Tekemessa and Eurysakes, painted in the period 1800-10, is one of the most obscure classical Greek mythological paintings that I have come across. Tekemessa (or Tecmessa) was a princess, whose father was killed by Telamonian Ajax during the Trojan War, and who was taken captive by Ajax. She was famously beautiful, and had a son by Ajax named Eurysakes (or Eurysaces). Mother and son survived Ajax’s suicide, and later Eurysakes became king of Salamis Island, Ajax’s homeland. Fuseli’s painting shows the mother comforting her son, perhaps after Ajax’s suicide, although its subtitle of Eros reviving Psyche is a different interpretation altogether.

Many of Fuseli’s later paintings were concerned with a world of Satan, devils, and witches, among them his Satan Calling up His Legions from 1802.

In another obscure myth, this time from Ovid’s Metamorphoses, Ino was transformed into a sea goddess known as Leucothea, who appeared in the form of a gannet to Odysseus when he was shipwrecked during the Odyssey. Fuseli’s Shipwreck of Odysseus from 1803 is a highly dramatic account.

Fuseli’s Sleep and Death Carrying away Sarpedon of Lycia from 1803 is one of the most faithful accounts of this myth. Thanatos and his twin Hypnos are carrying away this dead hero, a son of Zeus who fought for the Trojans, according to Homer’s Iliad.

In Shakespeare’s Richard III, the king is visited by the ghosts of those he has had murdered: King Henry VI, Prince Edward, Clarence, Elizabeth’s brother and son, the two young princes in the Tower, Lady Anne, Buckingham, and others. They each curse him and wish victory to his rival Richmond. The King wakes with a start in the morning, realising that he is about to die.
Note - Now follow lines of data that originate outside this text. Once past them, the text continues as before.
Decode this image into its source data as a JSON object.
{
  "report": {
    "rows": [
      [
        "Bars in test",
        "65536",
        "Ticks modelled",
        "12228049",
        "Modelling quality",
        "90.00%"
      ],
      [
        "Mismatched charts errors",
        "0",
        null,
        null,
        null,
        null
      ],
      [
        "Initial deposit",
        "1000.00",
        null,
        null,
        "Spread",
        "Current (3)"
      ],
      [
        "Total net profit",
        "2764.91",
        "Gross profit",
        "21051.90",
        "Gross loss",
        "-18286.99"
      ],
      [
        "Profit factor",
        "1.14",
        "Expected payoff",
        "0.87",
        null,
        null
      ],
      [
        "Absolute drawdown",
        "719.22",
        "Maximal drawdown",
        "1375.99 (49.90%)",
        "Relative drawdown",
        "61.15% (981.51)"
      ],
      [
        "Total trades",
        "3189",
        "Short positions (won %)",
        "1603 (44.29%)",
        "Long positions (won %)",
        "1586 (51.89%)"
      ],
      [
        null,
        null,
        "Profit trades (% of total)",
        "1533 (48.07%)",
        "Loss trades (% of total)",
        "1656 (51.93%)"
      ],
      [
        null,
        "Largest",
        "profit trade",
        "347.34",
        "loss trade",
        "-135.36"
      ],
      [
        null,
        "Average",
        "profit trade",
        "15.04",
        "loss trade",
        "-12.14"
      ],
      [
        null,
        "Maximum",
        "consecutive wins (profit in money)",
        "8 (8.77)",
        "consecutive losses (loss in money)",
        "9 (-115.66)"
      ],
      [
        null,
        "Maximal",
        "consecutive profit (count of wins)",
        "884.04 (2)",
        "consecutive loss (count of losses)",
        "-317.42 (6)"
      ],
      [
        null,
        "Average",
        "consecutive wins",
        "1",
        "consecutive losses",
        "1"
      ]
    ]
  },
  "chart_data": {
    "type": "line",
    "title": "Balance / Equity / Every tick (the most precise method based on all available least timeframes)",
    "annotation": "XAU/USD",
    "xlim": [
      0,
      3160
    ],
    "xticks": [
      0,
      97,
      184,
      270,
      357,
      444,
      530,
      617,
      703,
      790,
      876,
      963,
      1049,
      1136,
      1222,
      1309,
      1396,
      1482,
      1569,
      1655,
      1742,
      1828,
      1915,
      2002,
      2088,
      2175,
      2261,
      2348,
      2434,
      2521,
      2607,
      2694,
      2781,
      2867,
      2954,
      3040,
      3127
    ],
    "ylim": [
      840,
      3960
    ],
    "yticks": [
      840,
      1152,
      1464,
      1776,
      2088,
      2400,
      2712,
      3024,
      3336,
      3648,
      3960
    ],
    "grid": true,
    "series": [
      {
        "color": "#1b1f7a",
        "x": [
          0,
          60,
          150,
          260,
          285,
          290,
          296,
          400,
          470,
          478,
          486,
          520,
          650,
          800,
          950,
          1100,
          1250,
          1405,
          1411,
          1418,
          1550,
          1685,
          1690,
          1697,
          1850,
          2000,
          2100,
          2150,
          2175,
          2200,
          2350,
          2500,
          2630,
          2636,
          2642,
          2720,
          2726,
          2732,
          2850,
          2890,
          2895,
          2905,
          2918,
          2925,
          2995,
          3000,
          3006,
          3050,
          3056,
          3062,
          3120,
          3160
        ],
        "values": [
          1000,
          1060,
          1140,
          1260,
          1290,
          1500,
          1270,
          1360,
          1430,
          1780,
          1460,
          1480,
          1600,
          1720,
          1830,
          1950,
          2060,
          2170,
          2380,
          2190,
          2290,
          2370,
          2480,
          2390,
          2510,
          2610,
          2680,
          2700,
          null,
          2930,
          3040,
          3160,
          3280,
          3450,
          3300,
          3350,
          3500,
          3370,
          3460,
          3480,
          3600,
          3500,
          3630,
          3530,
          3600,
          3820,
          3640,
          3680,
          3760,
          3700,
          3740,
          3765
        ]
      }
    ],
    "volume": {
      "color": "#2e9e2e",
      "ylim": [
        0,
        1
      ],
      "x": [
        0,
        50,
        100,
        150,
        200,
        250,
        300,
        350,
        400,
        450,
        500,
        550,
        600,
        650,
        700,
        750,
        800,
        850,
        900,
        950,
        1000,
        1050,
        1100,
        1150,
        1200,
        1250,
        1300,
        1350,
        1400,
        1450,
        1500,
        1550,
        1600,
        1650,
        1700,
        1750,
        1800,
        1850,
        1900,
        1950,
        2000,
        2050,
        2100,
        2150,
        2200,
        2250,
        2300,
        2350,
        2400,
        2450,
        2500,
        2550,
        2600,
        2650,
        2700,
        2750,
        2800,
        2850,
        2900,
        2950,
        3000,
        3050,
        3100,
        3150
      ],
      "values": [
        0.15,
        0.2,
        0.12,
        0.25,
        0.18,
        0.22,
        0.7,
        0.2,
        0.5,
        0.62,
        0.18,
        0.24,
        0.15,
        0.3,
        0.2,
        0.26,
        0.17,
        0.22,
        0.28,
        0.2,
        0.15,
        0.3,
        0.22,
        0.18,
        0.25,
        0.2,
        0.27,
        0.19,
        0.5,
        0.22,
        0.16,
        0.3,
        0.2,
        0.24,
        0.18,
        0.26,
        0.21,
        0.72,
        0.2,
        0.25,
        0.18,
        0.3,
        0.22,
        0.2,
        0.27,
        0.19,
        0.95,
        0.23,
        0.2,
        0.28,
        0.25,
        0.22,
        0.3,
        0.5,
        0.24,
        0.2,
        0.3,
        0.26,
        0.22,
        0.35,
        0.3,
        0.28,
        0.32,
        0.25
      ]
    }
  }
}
This engraving after Fuseli’s painting of The Ghosts Vanish from 1805 shows Richard awakening as the ghosts of his nightmare are dispersing.

His dark and heavily stylised painting of Lady Macbeth Receives the Daggers from 1812 shows Shakespeare’s character leaning forward towards her husband, who is holding the two daggers and looking distraught, moments after he has murdered King Duncan.

Fuseli captured the dynamics of Theseus’ fight with the Minotaur in this spirited mixed-media sketch of Ariadne Watching the Struggle of Theseus with the Minotaur from 1815-20. Theseus appears almost skeletal as he tries to bring his dagger down to administer the fatal blow, and Ariadne looks like a wraith or spirit.

Fairy Mab, painted by Henry Fuseli in 1815-20, shows a character referred to by Mercutio in Shakespeare’s Romeo and Juliet Act 1 Scene 4, who is the “fairies’ midwife”, and attributed the portentous dreams that have been troubling Romeo. Here she’s more probably in the guise of her reinvention in Percy Bysshe Shelley’s (1792–1822) first large poetic work, Queen Mab, published in 1813. The name Mab is apparently pronounced as if it were Mave, to rhyme with save.
As a teacher in the Royal Academy Schools, Fuseli taught Wiliam Etty and Edwin Landseer, but his greatest influence was undoubtedly on the younger William Blake. He was also an influence on Caspar David Friedrich and the German Romantic painters.
On 16 (or 17) April 1825, Henry Fuseli died in Putney Hill, London. He was accorded the honour of being buried in the crypt of Saint Paul’s Cathedral, where the Duke of Wellington, Lord Nelson, and other major figures are interred. He is perhaps the greatest and most prolific narrative painter of the British canon.
References
Myrone, M (2001) Henry Fuseli, British Artists, Tate Publishing. ISBN 978 1 8543 7357 1.